The motif was set: as Mondo Cane Patton sings Italian pop songs from the middle of last century. Devoted fans of his aggression-laden prog-rock and experimental-metal bands had flocked to the theatre for a glimpse of their favourite frontman and he connected with them by re-interpreting the Italian classics. Patton roared, growled and crooned in his trademark fashion.
Those of us not fluent in the language had no idea of the names and origins of each song. The Sydney Festival bill said Mondo Cane would play Gino Paoli’s Senza fine, Gianni Morandi’s Ti offro da bere and hits by Ennio Morricone and Elmer Bernstein.

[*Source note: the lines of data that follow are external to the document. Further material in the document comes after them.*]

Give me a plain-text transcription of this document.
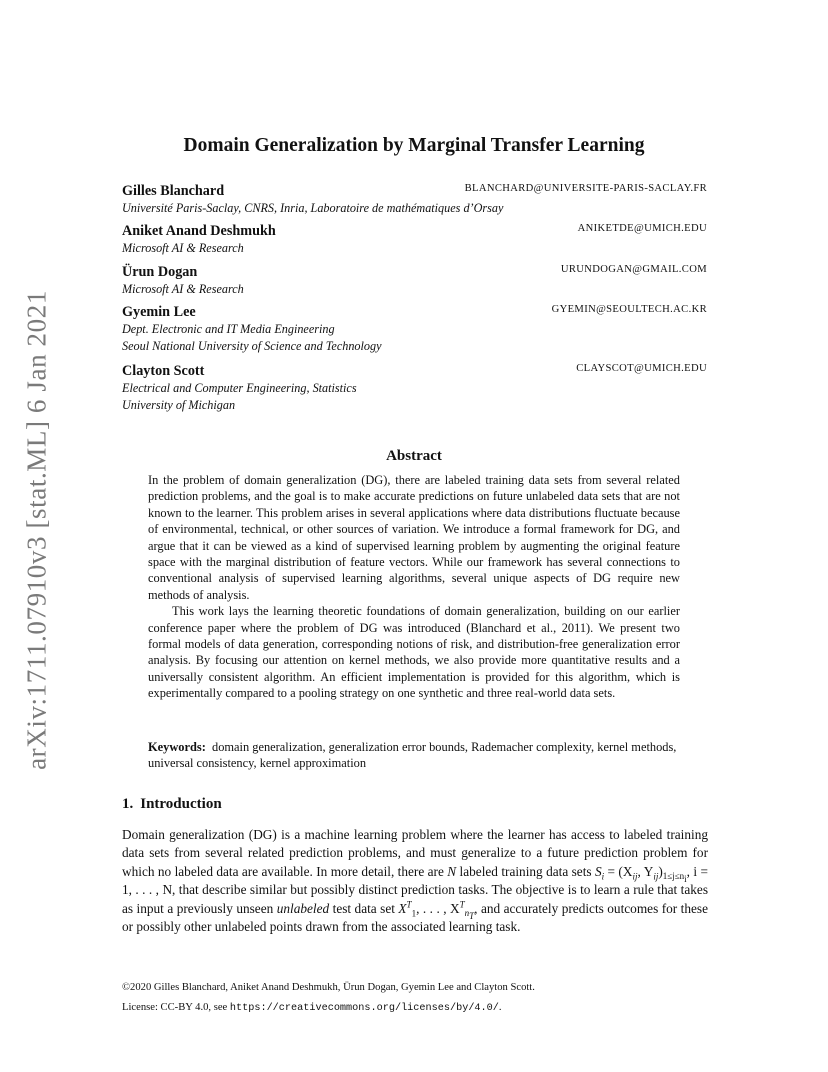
arXiv:1711.07910v3 [stat.ML] 6 Jan 2021
Domain Generalization by Marginal Transfer Learning
Gilles Blanchard	BLANCHARD@UNIVERSITE-PARIS-SACLAY.FR
Université Paris-Saclay, CNRS, Inria, Laboratoire de mathématiques d’Orsay
Aniket Anand Deshmukh	ANIKETDE@UMICH.EDU
Microsoft AI & Research
Ürun Dogan	URUNDOGAN@GMAIL.COM
Microsoft AI & Research
Gyemin Lee	GYEMIN@SEOULTECH.AC.KR
Dept. Electronic and IT Media Engineering
Seoul National University of Science and Technology
Clayton Scott	CLAYSCOT@UMICH.EDU
Electrical and Computer Engineering, Statistics
University of Michigan
Abstract

In the problem of domain generalization (DG), there are labeled training data sets from several related prediction problems, and the goal is to make accurate predictions on future unlabeled data sets that are not known to the learner. This problem arises in several applications where data distributions fluctuate because of environmental, technical, or other sources of variation. We introduce a formal framework for DG, and argue that it can be viewed as a kind of supervised learning problem by augmenting the original feature space with the marginal distribution of feature vectors. While our framework has several connections to conventional analysis of supervised learning algorithms, several unique aspects of DG require new methods of analysis.

This work lays the learning theoretic foundations of domain generalization, building on our earlier conference paper where the problem of DG was introduced (Blanchard et al., 2011). We present two formal models of data generation, corresponding notions of risk, and distribution-free generalization error analysis. By focusing our attention on kernel methods, we also provide more quantitative results and a universally consistent algorithm. An efficient implementation is provided for this algorithm, which is experimentally compared to a pooling strategy on one synthetic and three real-world data sets.

Keywords: domain generalization, generalization error bounds, Rademacher complexity, kernel methods, universal consistency, kernel approximation
1. Introduction

Domain generalization (DG) is a machine learning problem where the learner has access to labeled training data sets from several related prediction problems, and must generalize to a future prediction problem for which no labeled data are available. In more detail, there are N labeled training data sets $S_i = (X_{ij}$, $Y_{ij})_{1\le j\le n_i}$, i = 1, . . . , N, that describe similar but possibly distinct prediction tasks. The objective is to learn a rule that takes as input a previously unseen unlabeled test data set $X^T_1$, . . . , $X^T_{n_T}$, and accurately predicts outcomes for these or possibly other unlabeled points drawn from the associated learning task.

©2020 Gilles Blanchard, Aniket Anand Deshmukh, Ürun Dogan, Gyemin Lee and Clayton Scott.
License: CC-BY 4.0, see https://creativecommons.org/licenses/by/4.0/.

The orchestra was brilliant in adapting the songs to Patton’s crazy style. The third song of the set was delivered with a hint of Motown, complete with saxophone and some cool drums and keys. The next song began with haunting strings from the very sexy violinists, a Spanish-style guitar and rising drum and piano keys. Patton joined in with smooth vocals that were reminiscent of some of his Mr Bungle tunes, Sweet Charity and Carousel came to mind.

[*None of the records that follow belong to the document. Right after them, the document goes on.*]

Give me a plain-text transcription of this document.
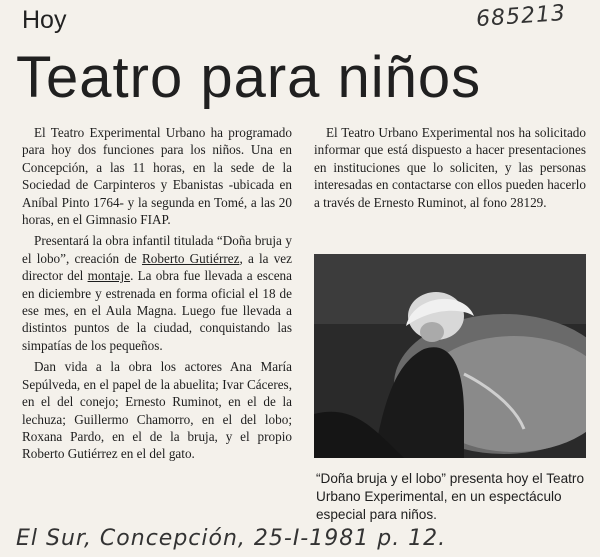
Hoy	685213
Teatro para niños

El Teatro Experimental Urbano ha programado para hoy dos funciones para los niños. Una en Concepción, a las 11 horas, en la sede de la Sociedad de Carpinteros y Ebanistas -ubicada en Aníbal Pinto 1764- y la segunda en Tomé, a las 20 horas, en el Gimnasio FIAP.

Presentará la obra infantil titulada “Doña bruja y el lobo”, creación de Roberto Gutiérrez, a la vez director del montaje. La obra fue llevada a escena en diciembre y estrenada en forma oficial el 18 de ese mes, en el Aula Magna. Luego fue llevada a distintos puntos de la ciudad, conquistando las simpatías de los pequeños.

Dan vida a la obra los actores Ana María Sepúlveda, en el papel de la abuelita; Ivar Cáceres, en el del conejo; Ernesto Ruminot, en el de la lechuza; Guillermo Chamorro, en el del lobo; Roxana Pardo, en el de la bruja, y el propio Roberto Gutiérrez en el del gato.

El Teatro Urbano Experimental nos ha solicitado informar que está dispuesto a hacer presentaciones en instituciones que lo soliciten, y las personas interesadas en contactarse con ellos pueden hacerlo a través de Ernesto Ruminot, al fono 28129.

“Doña bruja y el lobo” presenta hoy el Teatro Urbano Experimental, en un espectáculo especial para niños.
El Sur, Concepción, 25-I-1981 p. 12.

The next song was the most powerful of the night. Patton roared to the full-extent of his famous voice. He growled the guttural noises that hardcore and death-metal singers have tried to copy since they heard Patton sing with Faith No More, and then his voice rose back to a baritone and decipherable lyrics. Many in the stalls had bought their tickets just to hear/feel that power from Patton. Amazingly, but characteristically, Patton continued from the climax of that song with another swooning pop song by some hip cat Italian.
Patton and orchestra cruised through another half-dozen songs with perfection. The tenth song of the set saw Patton pull out his megaphone for the chorus to blast out words with added authority, as he often does. It was another chaotic number, with the drummer beating a classic rock ‘n’ roll progression, while the three chanteuses on backing vocals came into their own with a soaring melody.
Closer to the end of the set, one woman sprang from her seat and danced around protesting security to the front of stage. A few dozen more followed her and at one stage a suited dude climbed on stage to light a cigarette for Patton.
After the set finished to a standing ovation, most people stayed demanding an encore — the hundred or so people now standing front of stage included. Mondo Cane returned and played two more songs before Patton said he’d see everyone again on Tuesday night. He was probably right.